Fellow POW's in Stalag Luft III referred to Barry Davidson as "The Scrounger" for his skill at obtaining necessary escape materials from the other side of the barbed wire. He used these talents in several break-out attempts, the best known of which was documented in Paul Brickhill's book, "The Great Escape, "which was later glamorized in a Hollywood film.

In designing Stalag Luft III, the Germans raised the prison huts above ground to discourage tunnelling. Nevertheless the POW's were able to create trap doors under heating stoves. From there they chiselled through the huts' corner foundation pillars to create entrances for three tunnels nicknamed "Tom," "Dick," and "Harry." Some sand and soil was transported in bags, concealed in prisoners' trousers, to gardens.
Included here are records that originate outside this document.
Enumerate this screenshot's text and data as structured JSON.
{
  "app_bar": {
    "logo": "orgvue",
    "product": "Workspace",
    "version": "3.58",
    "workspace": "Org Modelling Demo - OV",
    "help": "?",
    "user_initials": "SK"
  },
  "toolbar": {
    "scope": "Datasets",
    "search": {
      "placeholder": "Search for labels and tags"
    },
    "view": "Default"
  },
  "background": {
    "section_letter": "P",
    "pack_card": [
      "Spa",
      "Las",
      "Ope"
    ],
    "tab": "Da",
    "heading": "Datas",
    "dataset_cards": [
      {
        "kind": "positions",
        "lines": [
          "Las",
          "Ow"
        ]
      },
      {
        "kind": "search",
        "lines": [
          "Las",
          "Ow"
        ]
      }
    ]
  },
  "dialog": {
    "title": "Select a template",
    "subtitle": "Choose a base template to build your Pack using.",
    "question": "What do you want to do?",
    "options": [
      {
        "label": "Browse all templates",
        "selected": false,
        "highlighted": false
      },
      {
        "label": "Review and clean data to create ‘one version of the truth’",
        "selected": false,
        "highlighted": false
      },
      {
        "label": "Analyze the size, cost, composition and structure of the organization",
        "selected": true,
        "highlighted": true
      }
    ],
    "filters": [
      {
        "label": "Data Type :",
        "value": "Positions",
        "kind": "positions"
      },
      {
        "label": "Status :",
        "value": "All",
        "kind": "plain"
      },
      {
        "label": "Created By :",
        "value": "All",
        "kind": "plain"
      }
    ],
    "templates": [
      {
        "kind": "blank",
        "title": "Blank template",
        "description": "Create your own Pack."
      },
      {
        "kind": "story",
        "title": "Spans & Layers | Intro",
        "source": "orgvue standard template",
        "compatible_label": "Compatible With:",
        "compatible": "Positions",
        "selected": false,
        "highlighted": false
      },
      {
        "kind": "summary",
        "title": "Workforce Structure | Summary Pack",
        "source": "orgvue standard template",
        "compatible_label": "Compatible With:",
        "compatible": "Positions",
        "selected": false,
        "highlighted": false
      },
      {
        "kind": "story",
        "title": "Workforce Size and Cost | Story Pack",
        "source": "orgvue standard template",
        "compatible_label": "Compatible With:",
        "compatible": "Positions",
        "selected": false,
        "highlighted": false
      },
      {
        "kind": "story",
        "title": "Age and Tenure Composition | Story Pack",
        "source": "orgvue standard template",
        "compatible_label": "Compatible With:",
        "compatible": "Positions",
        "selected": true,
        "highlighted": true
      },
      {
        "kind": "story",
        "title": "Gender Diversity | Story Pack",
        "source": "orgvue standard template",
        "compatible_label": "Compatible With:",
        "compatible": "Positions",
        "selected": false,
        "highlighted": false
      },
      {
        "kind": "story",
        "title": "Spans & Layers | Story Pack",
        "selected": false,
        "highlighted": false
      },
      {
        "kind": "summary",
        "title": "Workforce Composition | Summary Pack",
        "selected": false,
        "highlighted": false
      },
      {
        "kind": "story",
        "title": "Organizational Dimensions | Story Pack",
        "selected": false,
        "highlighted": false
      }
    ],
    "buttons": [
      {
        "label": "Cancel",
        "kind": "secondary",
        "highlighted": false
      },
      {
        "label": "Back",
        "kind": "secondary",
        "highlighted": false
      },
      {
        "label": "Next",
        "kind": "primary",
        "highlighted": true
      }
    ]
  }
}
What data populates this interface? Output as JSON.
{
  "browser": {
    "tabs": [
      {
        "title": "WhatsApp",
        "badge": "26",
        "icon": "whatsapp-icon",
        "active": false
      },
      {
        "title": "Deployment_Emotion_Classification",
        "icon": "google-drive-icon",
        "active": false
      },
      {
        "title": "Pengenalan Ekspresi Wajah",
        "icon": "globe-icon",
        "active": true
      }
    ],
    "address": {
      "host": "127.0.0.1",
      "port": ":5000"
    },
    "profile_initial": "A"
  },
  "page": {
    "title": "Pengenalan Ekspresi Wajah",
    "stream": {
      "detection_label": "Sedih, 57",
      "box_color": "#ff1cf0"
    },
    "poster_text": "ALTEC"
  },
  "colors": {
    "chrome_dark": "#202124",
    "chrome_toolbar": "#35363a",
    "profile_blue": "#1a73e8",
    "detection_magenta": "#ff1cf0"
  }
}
After a year of digging, and despite German discovery of "Tom," seventy-six men made it out through "Harry." The plan was for two hundred POWs to escape but German guards spotted the tunnel exit because it did not quite reach to a wooded area.

Only three of the escapees eventually reached freedom. The rest were re-captured and, against the Geneva Convention, fifty were shot. Hitler himself gave this order.



Barry Davidson at the fence.



Hardie DeForest of Drumheller (left)
and Barry Davidson.

Barry Davidson specialized in bribing and blackmailing the "Goons" and "Ferrets" as prisoners called their German guards and hut searchers. The war deprived the guards of many things so prisoners like Barry were able to exchange chocolate, Nescafe, and cigarettes from their Red Cross packages for various things that were useful such as paper, India ink, pen nibs, and even a camera which were needed for forging travel papers for those who would be escaping. As well railway timetables, uniform insignias, passports, travel permits and even picks and timber for the tunnels were obtained.

It was though these efforts that Barry was nick-named, "The Scrounger." His part was played by James Garner in the movie version of "The Great Escape."



Barry Davidson's P.O.W. Logbook





The Blenheim aircraft in the Bomber Command Museum has been restored in memory of Barry Davidson and carries the RAF markings of the aircraft he flew.

As well as honouring Barry, it is a memorial to all those allied airmen who became Prisoners of War.

The Blenheim IV also serves as an example of the aircraft used by Bomber Command during the first years of the war, prior to the development of four-engined heavy bombers such as the Lancaster. During this time crews such as Barry's set out in twin-engined Whitleys, Hampdens, Wellingtons and Blenheims with a compass being their only navigational aid to fly operations to Berlin and beyond.